Blue Cross & Blue Shield of Massachusettes is leading a coalition that will spend about $50 million that will allow for the creation of a medical records system in three communities. This will cover about 2,000 physicians, hospitals, pharmacies, and potentially nursing homes and community health centers. The goal is to reduce the number of medical errors by allowing physicians to log into a central database containing all of a patients medical records. This is an alternative to keeping patient records on paper in filing cabinets.

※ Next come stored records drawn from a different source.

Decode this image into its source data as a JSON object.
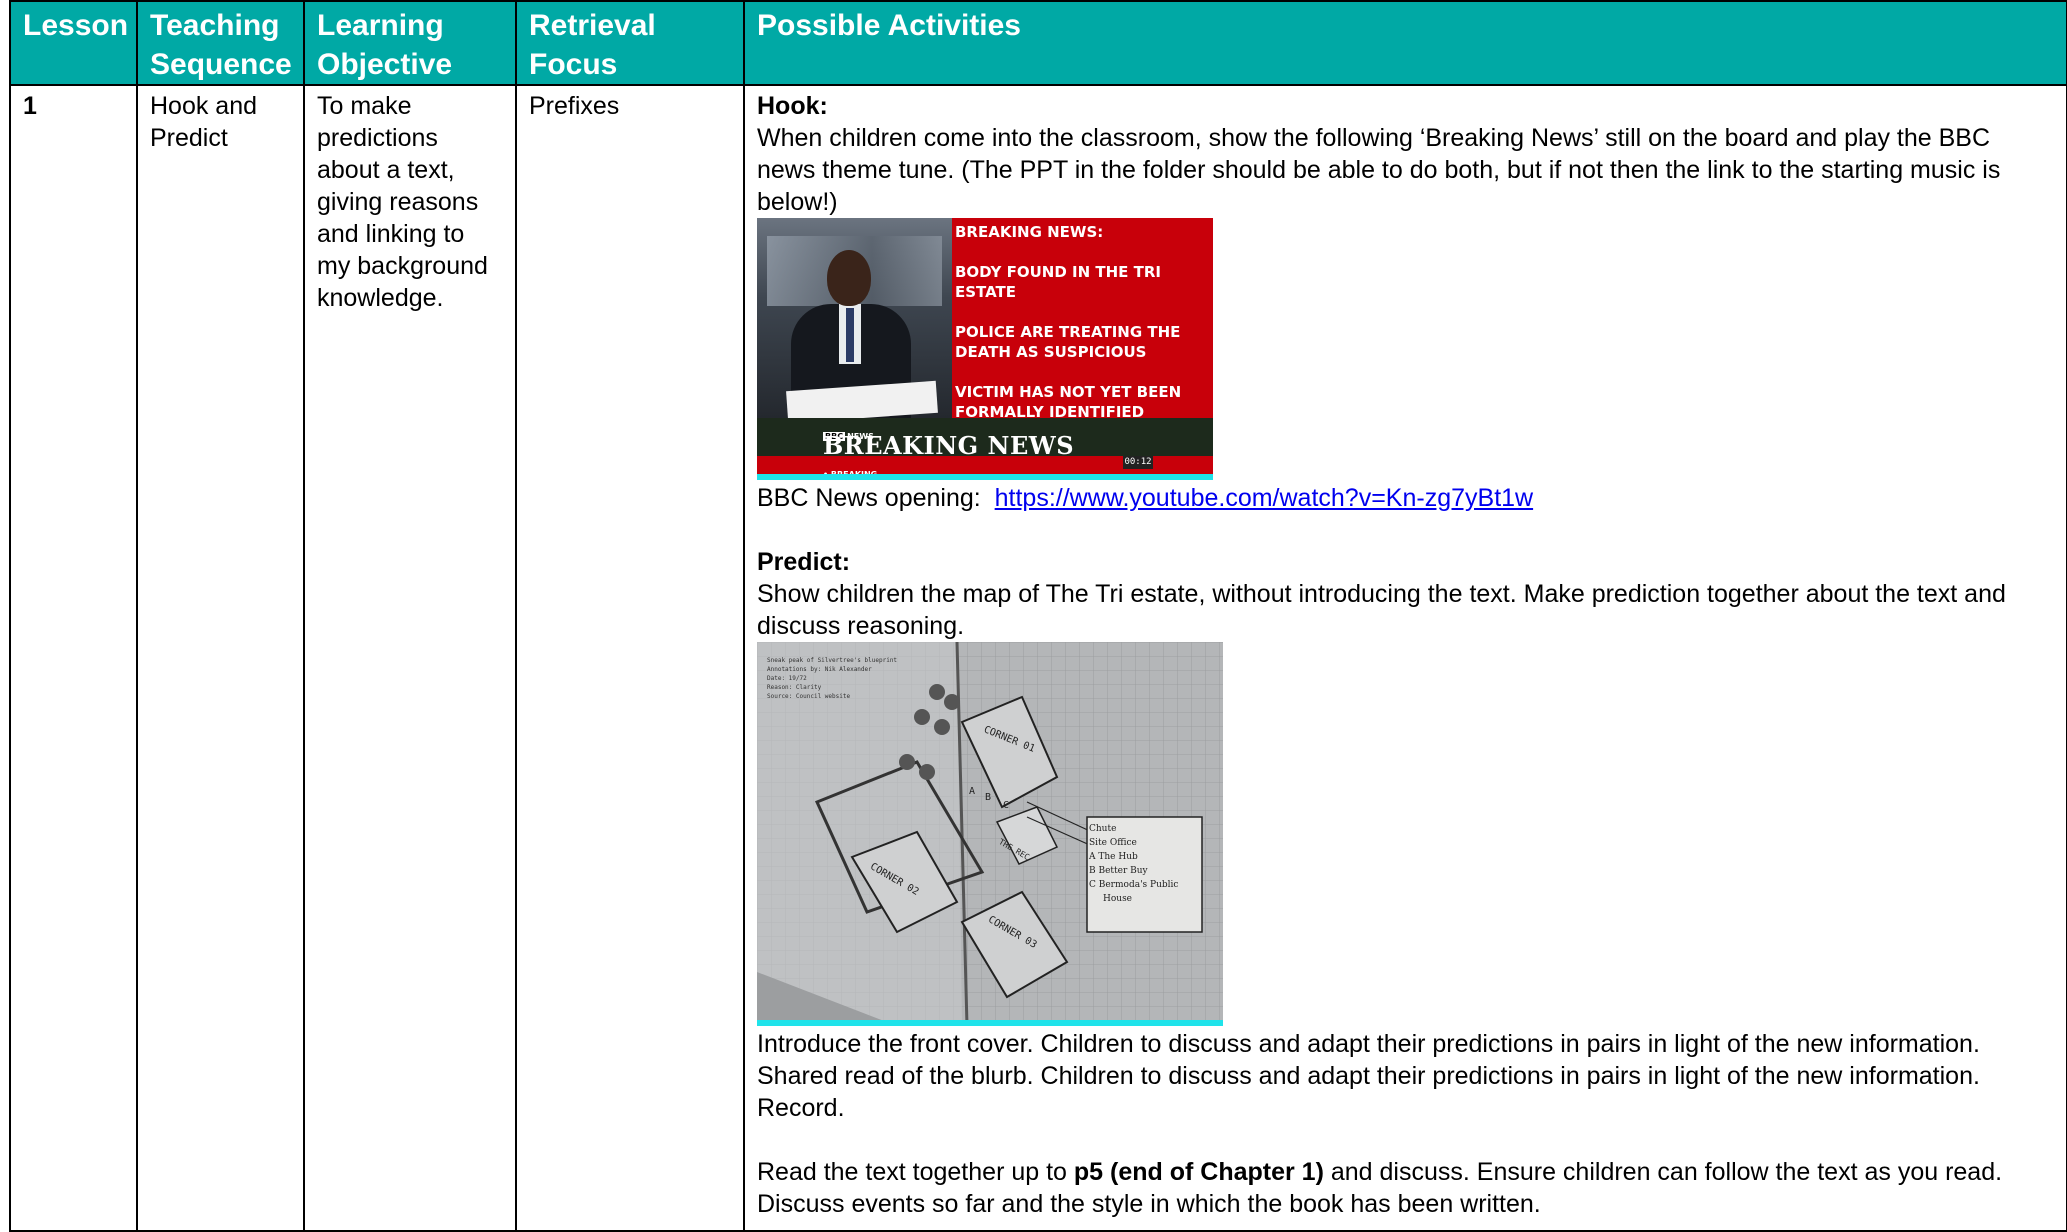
{
  "table": {
    "headers": {
      "lesson": "Lesson",
      "sequence": "Teaching Sequence",
      "objective": "Learning Objective",
      "retrieval": "Retrieval Focus",
      "activities": "Possible Activities"
    },
    "rows": [
      {
        "lesson": "1",
        "sequence": "Hook and Predict",
        "objective": "To make predictions about a text, giving reasons and linking to my background knowledge.",
        "retrieval": "Prefixes"
      }
    ]
  },
  "activities": {
    "hook_heading": "Hook:",
    "hook_text": "When children come into the classroom, show the following ‘Breaking News’ still on the board and play the BBC news theme tune. (The PPT in the folder should be able to do both, but if not then the link to the starting music is below!)",
    "news_image": {
      "headlines": [
        "BREAKING NEWS:",
        "BODY FOUND IN THE TRI ESTATE",
        "POLICE ARE TREATING THE DEATH AS SUSPICIOUS",
        "VICTIM HAS NOT YET BEEN FORMALLY IDENTIFIED"
      ],
      "bbc_label": "BBC",
      "news_label": "NEWS",
      "banner": "BREAKING NEWS",
      "ticker": "• BREAKING",
      "clock": "00:12"
    },
    "link_prefix": "BBC News opening:",
    "link_url": "https://www.youtube.com/watch?v=Kn-zg7yBt1w",
    "predict_heading": "Predict:",
    "predict_text": "Show children the map of The Tri estate, without introducing the text. Make prediction together about the text and discuss reasoning.",
    "map_image": {
      "info_lines": [
        "Sneak peak of Silvertree's blueprint",
        "Annotations by: Nik Alexander",
        "Date: 19/72",
        "Reason: Clarity",
        "Source: Council website"
      ],
      "labels": [
        "CORNER 01",
        "CORNER 02",
        "CORNER 03",
        "THE REC",
        "A",
        "B",
        "C"
      ],
      "legend": [
        "Chute",
        "Site Office",
        "A  The Hub",
        "B  Better Buy",
        "C  Bermoda's Public",
        "House"
      ]
    },
    "intro_text": "Introduce the front cover. Children to discuss and adapt their predictions in pairs in light of the new information. Shared read of the blurb. Children to discuss and adapt their predictions in pairs in light of the new information. Record.",
    "read_prefix": "Read the text together up to",
    "read_bold": "p5 (end of Chapter 1)",
    "read_suffix": "and discuss. Ensure children can follow the text as you read. Discuss events so far and the style in which the book has been written."
  }
}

With any new advance in technology and information sharing where the data has such a high level of sensitivity attached to it, privacy concerns are abundant. First, I am skeptical of the system when the primary investors are insurance companies. It seems that the insurance companies have a vested interest in consolidating all of a patients records into one location. Personally, and as a researcher, this concerns me because I don’t think that insurance companies should have access to such a database. Although I don’t see where it is explicitly stated that they would have access to the database, it seems very possible that this is one of their goals. Additionally, I am concerned about so many people having such easy and transparent access to my data. The possibility of pharmacist or nurse looking up a neighbor or potential boyfriend in the database seems all too likely.
The adoption of such a system can undoubtedly bring forth advances in medical treatment and research, but at what cost to personal privacy? I urge everyone to consider the value of their medical history and the medical history of their friends, family, and community as an alternative to blindly accepting this new system.